How To Value Your Brand



How To Value Your Brand

Turn the emotional perceptions of your customers into your most prized asset

How to value your brand

At the start you can power a business through sheer force of personality. To keep growing, you will sooner or later rely on translating your sense of purpose and vision into a brand that your team can communicate to a wider audience.

When you position yourself clearly, put across a compelling message, have a distinctive image and line up your routes to markets, then doors will start to open and your brand can become your most prized asset.

At the lower end, you might command an extra 2%-3% at retail. At the top end, your premium could be closer to 15%. Perhaps even more.

Your return will also be determined by whether you are competing in a niche or in a mass market. Once clearly established, a brand can become a highly predictable generator of cash.

However, as an asset, it remains intangible in character, based ultimately on the perceptions of your customers, so different approaches are taken to calculating its value.

  • You can work out how much it would cost to replace your brand if you had to start all over again or if you did not already own it
  • Or, if an active market for your brand exists, you could make a direct comparison with the prices charged by your competitors
  • However, brands are usually unique by definition, so you are more likely to put a multiple on the royalties, revenues or profits that you expect to earn over the next three to five years. The base figure you select will depend on the nature of transactions within your industry.

The value that you reach is likely to depend mainly on a model that discounts your estimated future flows of net cash.

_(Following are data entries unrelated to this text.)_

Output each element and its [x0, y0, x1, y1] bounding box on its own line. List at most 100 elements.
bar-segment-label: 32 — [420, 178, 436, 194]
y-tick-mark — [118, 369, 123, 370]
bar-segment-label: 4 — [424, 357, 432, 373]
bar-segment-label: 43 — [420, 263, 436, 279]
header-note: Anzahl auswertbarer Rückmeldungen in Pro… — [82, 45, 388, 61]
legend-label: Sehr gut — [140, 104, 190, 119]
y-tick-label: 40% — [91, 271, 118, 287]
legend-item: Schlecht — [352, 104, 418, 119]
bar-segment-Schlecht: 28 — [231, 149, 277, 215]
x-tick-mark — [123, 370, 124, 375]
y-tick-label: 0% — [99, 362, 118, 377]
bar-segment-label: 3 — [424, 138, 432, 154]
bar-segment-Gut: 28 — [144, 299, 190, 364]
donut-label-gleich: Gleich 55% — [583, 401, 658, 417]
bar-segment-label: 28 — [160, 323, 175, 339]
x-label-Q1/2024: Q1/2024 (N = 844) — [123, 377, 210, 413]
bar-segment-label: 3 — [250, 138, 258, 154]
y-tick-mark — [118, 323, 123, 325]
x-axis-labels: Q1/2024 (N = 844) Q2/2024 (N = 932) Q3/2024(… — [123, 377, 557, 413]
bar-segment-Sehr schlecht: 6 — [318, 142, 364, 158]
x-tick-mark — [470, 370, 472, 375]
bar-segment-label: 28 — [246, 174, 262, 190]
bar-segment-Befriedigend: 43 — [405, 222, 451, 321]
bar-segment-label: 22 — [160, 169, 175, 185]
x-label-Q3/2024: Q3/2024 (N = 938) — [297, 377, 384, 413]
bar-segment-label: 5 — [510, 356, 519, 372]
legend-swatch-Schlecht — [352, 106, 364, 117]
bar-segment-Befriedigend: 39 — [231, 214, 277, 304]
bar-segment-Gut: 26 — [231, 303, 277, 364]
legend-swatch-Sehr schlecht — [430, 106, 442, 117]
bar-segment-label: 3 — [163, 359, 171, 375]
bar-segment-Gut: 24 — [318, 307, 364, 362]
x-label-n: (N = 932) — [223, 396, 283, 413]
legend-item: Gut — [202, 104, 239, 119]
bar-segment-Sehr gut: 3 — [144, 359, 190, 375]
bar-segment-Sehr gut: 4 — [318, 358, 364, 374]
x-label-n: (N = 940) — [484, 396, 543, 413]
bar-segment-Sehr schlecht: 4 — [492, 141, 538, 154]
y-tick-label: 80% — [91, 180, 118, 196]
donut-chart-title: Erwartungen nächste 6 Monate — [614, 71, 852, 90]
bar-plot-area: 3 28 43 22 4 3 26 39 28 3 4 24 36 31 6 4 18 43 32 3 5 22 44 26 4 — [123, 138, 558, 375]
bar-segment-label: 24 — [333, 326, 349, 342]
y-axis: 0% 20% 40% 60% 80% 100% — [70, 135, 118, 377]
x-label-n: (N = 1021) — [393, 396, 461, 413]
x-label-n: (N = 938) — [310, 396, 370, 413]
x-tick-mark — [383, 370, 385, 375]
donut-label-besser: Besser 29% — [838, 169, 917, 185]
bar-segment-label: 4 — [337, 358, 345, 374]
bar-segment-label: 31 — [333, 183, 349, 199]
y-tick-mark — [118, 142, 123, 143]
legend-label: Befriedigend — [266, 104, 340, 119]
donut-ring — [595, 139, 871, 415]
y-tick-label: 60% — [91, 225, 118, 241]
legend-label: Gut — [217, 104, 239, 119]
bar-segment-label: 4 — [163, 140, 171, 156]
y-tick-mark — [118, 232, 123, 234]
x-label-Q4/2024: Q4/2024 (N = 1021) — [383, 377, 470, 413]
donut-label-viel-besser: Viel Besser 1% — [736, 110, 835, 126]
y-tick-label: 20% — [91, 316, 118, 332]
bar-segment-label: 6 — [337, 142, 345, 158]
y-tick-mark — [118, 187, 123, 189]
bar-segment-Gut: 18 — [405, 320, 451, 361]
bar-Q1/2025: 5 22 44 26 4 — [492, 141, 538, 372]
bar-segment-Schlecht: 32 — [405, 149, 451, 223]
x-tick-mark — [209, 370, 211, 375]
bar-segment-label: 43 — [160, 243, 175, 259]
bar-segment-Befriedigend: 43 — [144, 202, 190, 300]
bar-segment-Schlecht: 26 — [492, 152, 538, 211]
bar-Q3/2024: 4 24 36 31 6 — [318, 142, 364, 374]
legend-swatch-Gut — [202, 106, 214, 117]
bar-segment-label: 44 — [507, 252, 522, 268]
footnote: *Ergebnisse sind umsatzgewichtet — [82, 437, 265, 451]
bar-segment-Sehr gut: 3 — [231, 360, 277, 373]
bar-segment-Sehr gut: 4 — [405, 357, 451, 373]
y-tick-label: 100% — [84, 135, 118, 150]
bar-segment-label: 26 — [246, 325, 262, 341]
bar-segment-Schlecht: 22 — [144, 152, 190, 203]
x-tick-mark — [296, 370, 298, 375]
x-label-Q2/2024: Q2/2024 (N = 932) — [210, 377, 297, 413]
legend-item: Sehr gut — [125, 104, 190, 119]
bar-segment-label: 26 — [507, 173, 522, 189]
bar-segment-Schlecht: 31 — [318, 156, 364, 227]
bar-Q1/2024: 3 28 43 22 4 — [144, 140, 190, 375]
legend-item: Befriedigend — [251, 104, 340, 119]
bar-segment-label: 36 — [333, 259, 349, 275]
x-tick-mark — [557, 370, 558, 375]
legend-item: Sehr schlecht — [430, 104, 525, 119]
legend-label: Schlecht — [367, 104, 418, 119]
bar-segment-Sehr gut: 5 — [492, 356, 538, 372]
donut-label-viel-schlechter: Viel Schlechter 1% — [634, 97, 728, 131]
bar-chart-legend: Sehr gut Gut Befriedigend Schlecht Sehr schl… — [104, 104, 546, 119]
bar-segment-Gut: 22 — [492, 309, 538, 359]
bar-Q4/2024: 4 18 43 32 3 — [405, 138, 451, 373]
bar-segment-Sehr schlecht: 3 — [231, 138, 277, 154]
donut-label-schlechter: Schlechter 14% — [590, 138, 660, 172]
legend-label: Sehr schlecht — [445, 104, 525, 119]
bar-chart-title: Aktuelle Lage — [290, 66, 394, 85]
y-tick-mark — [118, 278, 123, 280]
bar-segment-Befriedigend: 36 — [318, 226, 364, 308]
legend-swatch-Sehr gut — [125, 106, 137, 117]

You can then support this outcome with benchmarks from your industry and with the cost of creating your brand in the first place.

Even so, the equity in your brand is often defined as ‘goodwill’. In putting this value to the test when closing a deal or lining up finance, a tighter definition will be expected of the elements that underlie your brand.

Your trademark and who owns it. Your copyright and your design. Your data and your customer insights.

This intellectual property is relatively inexpensive to acquire. The challenge is to record it in such a way that justifies the premium that you feel your brand warrants.